Use the create_image_group() method to combine images into image groups and image sequences, and add it to a Dataset.
Image groups
Image groups are created using the create_image_group()
method with create_video=False
as an argument. Specify the file paths of each image you want to include in the image group in the script below.
Tip
Images in an image group will be assigned a
data_sequence number
, which is based on the order or the files listed in the argument tocreate_image_group()
. If the ordering is important to you, make sure that your filenames are listed in the correct order.
# Import dependencies
from encord import Dataset, EncordUserClient
# Authenticate with Encord. Replace <private_key_path> with the path to your private key
user_client = EncordUserClient.create_with_ssh_private_key(
ssh_private_key_path="<private_key_path>"
)
# Specify the Dataset you want to upload your image group to. Replace <dataset_hash> with the hash of your Dataset
dataset = user_client.get_dataset(
"<dataset_hash>"
)
# Create the image group. Include the paths of all images that are to be included in the image group.
# The create_video flag must to be set to False
dataset.create_image_group(
[
"path/to/your/img1.jpeg",
"path/to/your/img2.jpeg",
],
create_video=False
)
Image sequences
Image sequences are created using the create_image_group()
method. Image sequences can only be composed of images that have the same dimensions. Images with different dimensions are made into separate image sequences. Learn more about image sequences here.
Note
create_video
is set toTrue
by default and can therefore be omitted when creating an image sequence.
Tip
Learn the difference between image groups and image sequences here.
# Import dependencies
from encord import EncordUserClient
# Authenticate with Encord. Replace <private_key_path> with the path to your private key
user_client = EncordUserClient.create_with_ssh_private_key(
ssh_private_key_path="<private_key_path>"
)
# Specify the Dataset you want to upload your image sequence to. Replace <dataset_hash> with the hash of your Dataset
dataset = user_client.get_dataset(
"<dataset_hash>"
)
# Create the image sequence. Include the paths of all images that are to be included in the image sequence.
# The create_video flag must to be set to False
dataset.create_image_group(
[
"path/to/your/img1.jpeg",
"path/to/your/img2.jpeg",
],
create_video=True
)
Note
Image sequences are composed of images with the same resolution. If
img1.jpeg
andimg2.jpeg
are of shape [1920, 1080] and [1280, 720], respectively, each ends up in their own image sequence.
Uploading DICOM series
In the following script, replace path/to/your/dicom-img1.jpeg
and the other example file paths with the paths to the files you want to include in your DICOM series.
# Import dependencies
from encord import Dataset, EncordUserClient
# Authenticate with Encord. Replace <private_key_path> with the path to your private key
user_client = EncordUserClient.create_with_ssh_private_key(
ssh_private_key_path="<private_key_path>"
)
# Specify the Dataset you want to upload your DICOM files to. Replace <dataset_hash> with the hash of your Dataset
dataset = user_client.get_dataset(
"<dataset_hash>"
)
# Add a DICOM series to the Dataset by specifying the file path to all files to include.

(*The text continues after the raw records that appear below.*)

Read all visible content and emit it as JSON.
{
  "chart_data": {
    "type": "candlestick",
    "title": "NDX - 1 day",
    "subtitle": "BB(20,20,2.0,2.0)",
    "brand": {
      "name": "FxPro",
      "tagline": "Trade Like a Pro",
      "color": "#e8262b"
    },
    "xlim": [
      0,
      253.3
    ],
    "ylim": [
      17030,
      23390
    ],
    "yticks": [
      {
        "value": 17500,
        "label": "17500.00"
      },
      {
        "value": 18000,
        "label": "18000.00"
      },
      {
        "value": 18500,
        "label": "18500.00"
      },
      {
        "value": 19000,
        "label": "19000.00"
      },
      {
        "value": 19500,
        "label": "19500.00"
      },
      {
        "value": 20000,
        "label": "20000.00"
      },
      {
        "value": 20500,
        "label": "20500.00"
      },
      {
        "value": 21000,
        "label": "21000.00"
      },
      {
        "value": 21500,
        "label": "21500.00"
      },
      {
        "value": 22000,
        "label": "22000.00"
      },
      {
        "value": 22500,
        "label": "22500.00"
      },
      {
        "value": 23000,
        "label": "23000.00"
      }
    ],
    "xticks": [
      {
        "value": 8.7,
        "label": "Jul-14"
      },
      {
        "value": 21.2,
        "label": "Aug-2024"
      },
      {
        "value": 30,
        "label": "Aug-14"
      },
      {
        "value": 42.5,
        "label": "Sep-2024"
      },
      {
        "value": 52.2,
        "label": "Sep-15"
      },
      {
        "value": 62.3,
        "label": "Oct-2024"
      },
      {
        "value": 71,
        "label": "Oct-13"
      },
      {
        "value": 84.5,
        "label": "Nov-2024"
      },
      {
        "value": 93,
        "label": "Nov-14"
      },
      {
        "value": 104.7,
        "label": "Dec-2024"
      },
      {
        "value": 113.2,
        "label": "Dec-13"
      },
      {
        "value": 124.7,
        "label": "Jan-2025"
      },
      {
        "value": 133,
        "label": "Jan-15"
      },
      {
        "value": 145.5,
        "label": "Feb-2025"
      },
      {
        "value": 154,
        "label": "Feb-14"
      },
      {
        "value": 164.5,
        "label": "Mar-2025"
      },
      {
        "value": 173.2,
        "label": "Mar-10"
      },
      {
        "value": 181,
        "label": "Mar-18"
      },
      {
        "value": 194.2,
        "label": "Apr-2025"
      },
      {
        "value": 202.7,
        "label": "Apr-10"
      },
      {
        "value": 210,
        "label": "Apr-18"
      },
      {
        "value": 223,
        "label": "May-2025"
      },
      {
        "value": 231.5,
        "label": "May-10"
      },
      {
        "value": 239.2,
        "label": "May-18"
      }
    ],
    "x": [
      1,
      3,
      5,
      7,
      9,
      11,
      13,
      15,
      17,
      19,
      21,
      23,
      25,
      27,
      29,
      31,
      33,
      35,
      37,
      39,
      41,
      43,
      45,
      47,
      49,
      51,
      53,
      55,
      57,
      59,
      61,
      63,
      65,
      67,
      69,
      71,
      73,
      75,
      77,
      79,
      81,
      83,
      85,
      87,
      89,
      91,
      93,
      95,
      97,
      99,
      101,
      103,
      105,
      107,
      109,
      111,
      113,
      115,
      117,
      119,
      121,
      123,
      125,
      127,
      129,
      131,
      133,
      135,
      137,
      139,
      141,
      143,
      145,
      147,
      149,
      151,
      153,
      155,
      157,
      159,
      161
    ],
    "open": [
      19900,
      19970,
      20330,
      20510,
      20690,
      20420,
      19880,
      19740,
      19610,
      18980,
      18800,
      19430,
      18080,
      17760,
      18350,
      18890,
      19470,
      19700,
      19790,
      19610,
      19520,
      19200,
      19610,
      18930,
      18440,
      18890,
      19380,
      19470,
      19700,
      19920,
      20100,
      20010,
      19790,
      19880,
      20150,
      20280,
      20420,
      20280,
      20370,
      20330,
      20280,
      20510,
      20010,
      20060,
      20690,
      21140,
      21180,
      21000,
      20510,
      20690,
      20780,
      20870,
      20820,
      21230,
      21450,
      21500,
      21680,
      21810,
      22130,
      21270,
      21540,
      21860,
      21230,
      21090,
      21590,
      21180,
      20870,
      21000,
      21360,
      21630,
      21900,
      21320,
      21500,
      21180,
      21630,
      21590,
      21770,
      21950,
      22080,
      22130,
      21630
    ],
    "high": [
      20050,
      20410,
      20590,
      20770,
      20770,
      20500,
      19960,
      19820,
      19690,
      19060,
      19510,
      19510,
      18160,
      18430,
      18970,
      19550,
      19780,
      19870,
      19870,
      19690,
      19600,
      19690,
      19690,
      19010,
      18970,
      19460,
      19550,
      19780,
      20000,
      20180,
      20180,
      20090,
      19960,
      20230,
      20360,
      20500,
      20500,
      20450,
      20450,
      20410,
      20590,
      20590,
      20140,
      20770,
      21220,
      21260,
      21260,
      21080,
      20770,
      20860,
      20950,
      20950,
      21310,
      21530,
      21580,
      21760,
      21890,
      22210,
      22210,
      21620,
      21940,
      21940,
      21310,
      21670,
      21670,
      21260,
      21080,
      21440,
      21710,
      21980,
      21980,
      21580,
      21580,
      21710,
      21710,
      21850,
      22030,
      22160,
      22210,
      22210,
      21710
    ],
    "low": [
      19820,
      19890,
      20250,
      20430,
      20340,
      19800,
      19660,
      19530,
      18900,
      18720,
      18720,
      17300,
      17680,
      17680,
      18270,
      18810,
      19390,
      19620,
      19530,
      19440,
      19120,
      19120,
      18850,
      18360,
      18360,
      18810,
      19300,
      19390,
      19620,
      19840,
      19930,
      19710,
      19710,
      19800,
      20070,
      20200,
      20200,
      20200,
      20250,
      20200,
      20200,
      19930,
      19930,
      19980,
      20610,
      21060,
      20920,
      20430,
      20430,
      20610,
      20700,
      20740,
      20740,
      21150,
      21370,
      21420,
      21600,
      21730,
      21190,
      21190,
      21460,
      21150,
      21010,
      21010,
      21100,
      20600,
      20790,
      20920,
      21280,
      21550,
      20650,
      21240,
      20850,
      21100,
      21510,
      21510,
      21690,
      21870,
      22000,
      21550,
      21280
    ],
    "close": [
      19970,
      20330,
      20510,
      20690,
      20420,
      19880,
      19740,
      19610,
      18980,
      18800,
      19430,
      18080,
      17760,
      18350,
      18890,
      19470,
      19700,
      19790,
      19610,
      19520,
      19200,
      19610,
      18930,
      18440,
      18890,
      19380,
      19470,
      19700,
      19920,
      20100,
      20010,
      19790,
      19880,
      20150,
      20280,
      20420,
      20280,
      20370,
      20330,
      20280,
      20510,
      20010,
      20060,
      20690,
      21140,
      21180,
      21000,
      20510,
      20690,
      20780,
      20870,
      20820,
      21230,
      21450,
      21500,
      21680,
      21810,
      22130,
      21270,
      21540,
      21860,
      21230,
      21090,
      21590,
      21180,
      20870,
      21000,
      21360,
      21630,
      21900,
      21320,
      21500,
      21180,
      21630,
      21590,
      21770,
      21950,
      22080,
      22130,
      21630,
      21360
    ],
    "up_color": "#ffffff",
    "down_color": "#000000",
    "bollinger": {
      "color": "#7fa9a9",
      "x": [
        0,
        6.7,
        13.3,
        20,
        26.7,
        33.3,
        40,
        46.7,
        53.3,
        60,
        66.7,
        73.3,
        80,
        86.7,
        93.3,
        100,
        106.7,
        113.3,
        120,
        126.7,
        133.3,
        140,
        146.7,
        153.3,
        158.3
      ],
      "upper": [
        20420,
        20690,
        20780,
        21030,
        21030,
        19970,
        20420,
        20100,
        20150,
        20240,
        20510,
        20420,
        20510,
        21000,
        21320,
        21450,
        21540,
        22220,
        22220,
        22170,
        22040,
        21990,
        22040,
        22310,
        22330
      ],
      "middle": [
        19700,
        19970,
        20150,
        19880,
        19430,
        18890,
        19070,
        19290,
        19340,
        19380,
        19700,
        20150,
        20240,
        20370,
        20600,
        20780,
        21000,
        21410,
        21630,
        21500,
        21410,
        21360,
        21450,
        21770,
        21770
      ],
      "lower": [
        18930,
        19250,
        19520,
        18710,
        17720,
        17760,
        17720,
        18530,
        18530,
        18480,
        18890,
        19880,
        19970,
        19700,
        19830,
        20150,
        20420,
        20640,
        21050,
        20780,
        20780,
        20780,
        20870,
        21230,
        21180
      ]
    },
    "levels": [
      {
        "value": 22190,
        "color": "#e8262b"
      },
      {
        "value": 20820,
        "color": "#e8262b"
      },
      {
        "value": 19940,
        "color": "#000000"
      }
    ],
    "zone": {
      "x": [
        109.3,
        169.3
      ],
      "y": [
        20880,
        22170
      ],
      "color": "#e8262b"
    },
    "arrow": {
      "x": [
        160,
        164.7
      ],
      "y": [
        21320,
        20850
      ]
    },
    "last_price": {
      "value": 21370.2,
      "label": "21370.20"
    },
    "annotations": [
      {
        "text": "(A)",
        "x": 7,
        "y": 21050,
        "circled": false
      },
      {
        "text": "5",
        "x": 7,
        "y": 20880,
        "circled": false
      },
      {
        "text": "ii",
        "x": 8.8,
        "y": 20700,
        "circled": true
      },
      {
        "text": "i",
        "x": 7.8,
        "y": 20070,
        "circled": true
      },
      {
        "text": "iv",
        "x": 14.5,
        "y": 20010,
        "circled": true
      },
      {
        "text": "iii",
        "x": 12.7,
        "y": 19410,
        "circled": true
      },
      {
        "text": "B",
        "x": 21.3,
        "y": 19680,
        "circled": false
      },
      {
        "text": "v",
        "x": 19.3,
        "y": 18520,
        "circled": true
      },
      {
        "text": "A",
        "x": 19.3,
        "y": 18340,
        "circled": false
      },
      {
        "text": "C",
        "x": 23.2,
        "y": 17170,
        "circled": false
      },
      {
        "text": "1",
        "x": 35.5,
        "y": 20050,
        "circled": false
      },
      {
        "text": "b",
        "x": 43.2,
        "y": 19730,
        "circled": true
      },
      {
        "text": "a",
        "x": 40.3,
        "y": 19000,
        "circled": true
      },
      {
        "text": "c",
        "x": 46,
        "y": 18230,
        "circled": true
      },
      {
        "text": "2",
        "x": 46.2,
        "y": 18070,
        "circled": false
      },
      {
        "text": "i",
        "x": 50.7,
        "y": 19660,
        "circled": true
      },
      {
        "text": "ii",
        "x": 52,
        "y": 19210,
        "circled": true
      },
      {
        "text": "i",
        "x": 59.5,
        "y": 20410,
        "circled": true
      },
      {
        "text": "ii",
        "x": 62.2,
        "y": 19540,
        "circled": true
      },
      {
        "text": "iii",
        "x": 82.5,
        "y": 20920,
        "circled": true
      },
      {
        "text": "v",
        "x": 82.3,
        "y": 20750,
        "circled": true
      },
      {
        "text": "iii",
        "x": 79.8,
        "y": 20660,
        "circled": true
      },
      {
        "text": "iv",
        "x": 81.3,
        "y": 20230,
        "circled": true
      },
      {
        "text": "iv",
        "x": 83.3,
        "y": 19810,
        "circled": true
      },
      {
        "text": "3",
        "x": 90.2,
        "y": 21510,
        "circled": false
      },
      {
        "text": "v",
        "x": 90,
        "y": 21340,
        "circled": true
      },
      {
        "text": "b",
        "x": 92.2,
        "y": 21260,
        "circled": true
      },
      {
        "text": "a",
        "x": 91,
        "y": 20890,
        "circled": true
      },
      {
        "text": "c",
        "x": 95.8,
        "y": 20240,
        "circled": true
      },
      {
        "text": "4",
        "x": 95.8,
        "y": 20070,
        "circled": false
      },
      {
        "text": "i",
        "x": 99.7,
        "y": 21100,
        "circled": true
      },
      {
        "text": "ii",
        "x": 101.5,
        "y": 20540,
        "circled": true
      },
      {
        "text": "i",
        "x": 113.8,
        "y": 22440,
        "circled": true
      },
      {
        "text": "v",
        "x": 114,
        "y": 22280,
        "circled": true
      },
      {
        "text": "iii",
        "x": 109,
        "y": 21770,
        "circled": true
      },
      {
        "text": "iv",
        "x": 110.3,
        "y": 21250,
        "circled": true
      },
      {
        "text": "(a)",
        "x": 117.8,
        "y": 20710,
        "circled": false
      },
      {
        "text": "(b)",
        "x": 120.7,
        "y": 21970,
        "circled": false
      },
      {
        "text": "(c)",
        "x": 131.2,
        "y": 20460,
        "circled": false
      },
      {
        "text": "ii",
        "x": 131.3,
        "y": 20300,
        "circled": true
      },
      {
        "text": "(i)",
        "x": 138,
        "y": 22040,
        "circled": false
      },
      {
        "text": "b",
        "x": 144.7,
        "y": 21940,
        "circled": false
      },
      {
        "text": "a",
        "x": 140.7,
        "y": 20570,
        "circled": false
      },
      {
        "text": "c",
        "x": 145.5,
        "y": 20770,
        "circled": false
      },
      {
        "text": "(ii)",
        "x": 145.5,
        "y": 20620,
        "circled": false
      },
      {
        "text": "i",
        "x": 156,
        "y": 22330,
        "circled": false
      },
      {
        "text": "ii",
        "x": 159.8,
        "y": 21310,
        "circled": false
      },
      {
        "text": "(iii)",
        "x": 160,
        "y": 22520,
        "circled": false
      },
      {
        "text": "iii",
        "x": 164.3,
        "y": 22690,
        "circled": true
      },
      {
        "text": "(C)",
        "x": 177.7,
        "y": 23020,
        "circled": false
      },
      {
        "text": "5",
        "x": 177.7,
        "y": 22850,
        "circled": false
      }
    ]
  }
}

dataset.create_dicom_series(
[
"path/to/your/dicom-img1.jpeg",
"path/to/your/dicom-img2.jpeg",
"path/to/your/dicom-img3.jpeg"
]
)
Reading and updating data
To inspect data within a dataset use the .data_rows()
property in the Dataset class. .data_rows()
returns a list of DataRows. Check our documentation for the DataRow class for information on which fields can be accessed and updated.